The Home Gain Exclusion: Make Sure You Qualify!

May 23rd, 2022

Across the country, many homeowners are cashing out multiples over the list price, especially since one of the most significant tax breaks available to most individuals is the ability to exclude up to $250,000 ($500,000 married) in capital gains on the sale of your residence. Here is what you need to know.


As long as you own and live in your home for two of the five years before selling your home, you qualify for this capital gain tax exclusion. Here are the official hurdles you must jump over to be eligible for this tax break:

  • Main home- Main home is a tax term with a specific definition. Your main home can be a standard home, condo, houseboat, or mobile home. Main home also means the place of primary residence when you own two or more homes.
  • Ownership test. You must own your home for two of the past five years.
  • Residence test. You must live in the home for two of the past five years.
  • Other nuances:
    • You can pass the ownership test and the residence test at different times.
    • You may only use the home gain exclusion once every two years.
    • Depending on circumstances, you and your spouse can count together OR separately.

When to pay attention

You live in your home for a long time. The longer you live in your home, the more likely you will have a significant capital gain. Long-time homeowners should check to see if they have a capital gain before selling their home.

You have old home gain deferrals. Home gains could be rolled into the next home purchased before the current rules. These old deferred gains reduce the cost of your existing home and can result in a capital gains tax.

Two homes into one. Newly married couples with two houses have a potential tax liability as both individuals may pass the required tests on their property but not on their new spouse’s property. Before selling these individual homes, you may wish to create a plan of action that reduces your tax exposure.

Selling a home after divorce. Property transferred due to divorce has not been deemed a sale of your home. However, if the ex-spouse that retains the home later sells the house, it may impact the available amount of gain exemption.

You are helping an older family member. Special rules apply to the elderly who move out of a home and into assisted living and nursing homes. Before selling property, it is best to review options and their related tax implications.

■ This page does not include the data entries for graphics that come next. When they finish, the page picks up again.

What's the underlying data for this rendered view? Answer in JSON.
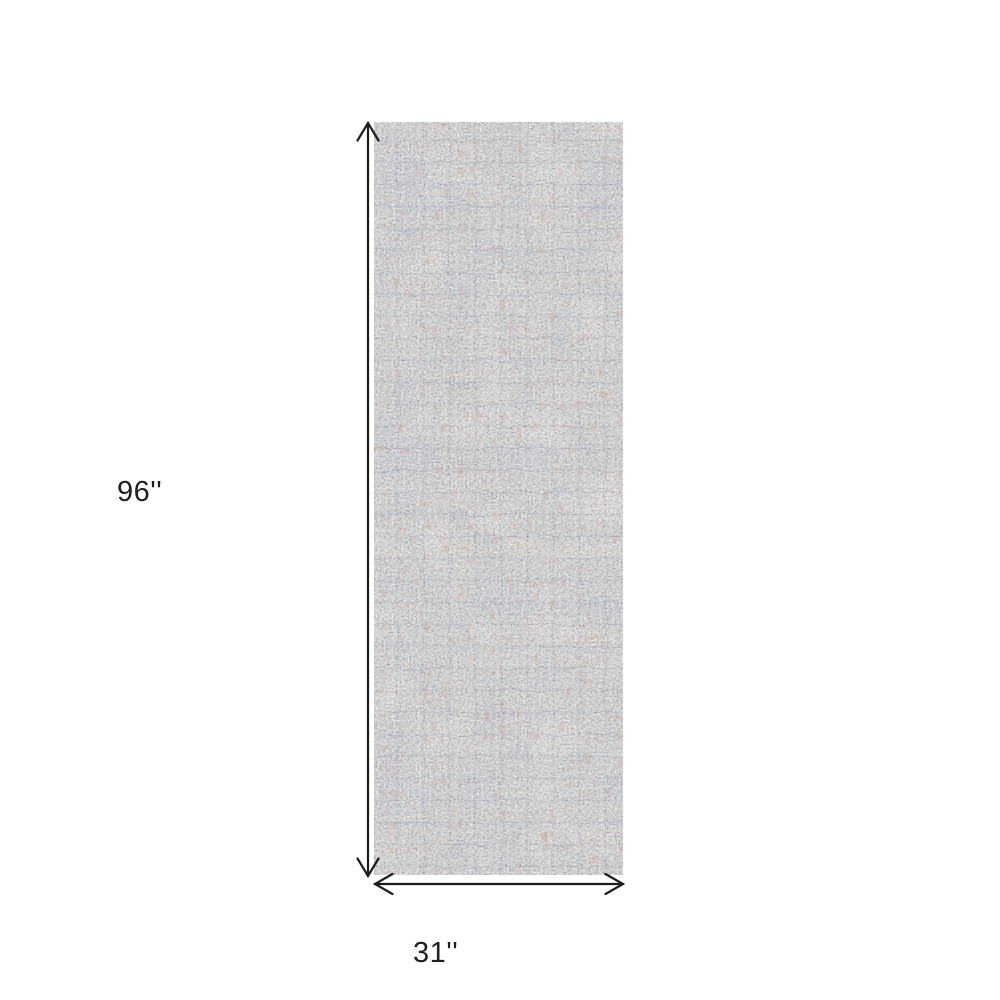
{
  "page": {
    "background_color": "#ffffff"
  },
  "product_diagram": {
    "kind": "rug-dimension-diagram",
    "height_label": "96''",
    "width_label": "31''",
    "arrow_color": "#1c1c1c",
    "label_color": "#1f1f1f",
    "rug": {
      "name": "distressed-abstract-runner-rug",
      "base_color": "#d6d2cc",
      "accent_blue_gray": "#8c99ad",
      "accent_slate": "#6b7588",
      "accent_beige": "#ece4d7",
      "accent_rust": "#9e5c4c",
      "accent_dark_fleck": "#2a3040",
      "accent_light_fleck": "#f4efe6"
    }
  }
}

You do not meet the five-year rule. In some cases, you may be eligible for a partial gain exclusion if you are required to move for work, disability, or unforeseen circumstances.

Other situations. There are several other exceptions to the home gain exclusion rules. Some examples include foreclosure, debt forgiveness, inheritance, and partial ownership.

A final thought

The key to obtaining the full benefit of this tax exclusion is to retain good records. Keep all sales records, purchase records, improvement costs, and other documents that support your home’s capital gain calculation. You must be able to prove both the sales price of your home and the associated costs you are using to determine any gain on your property.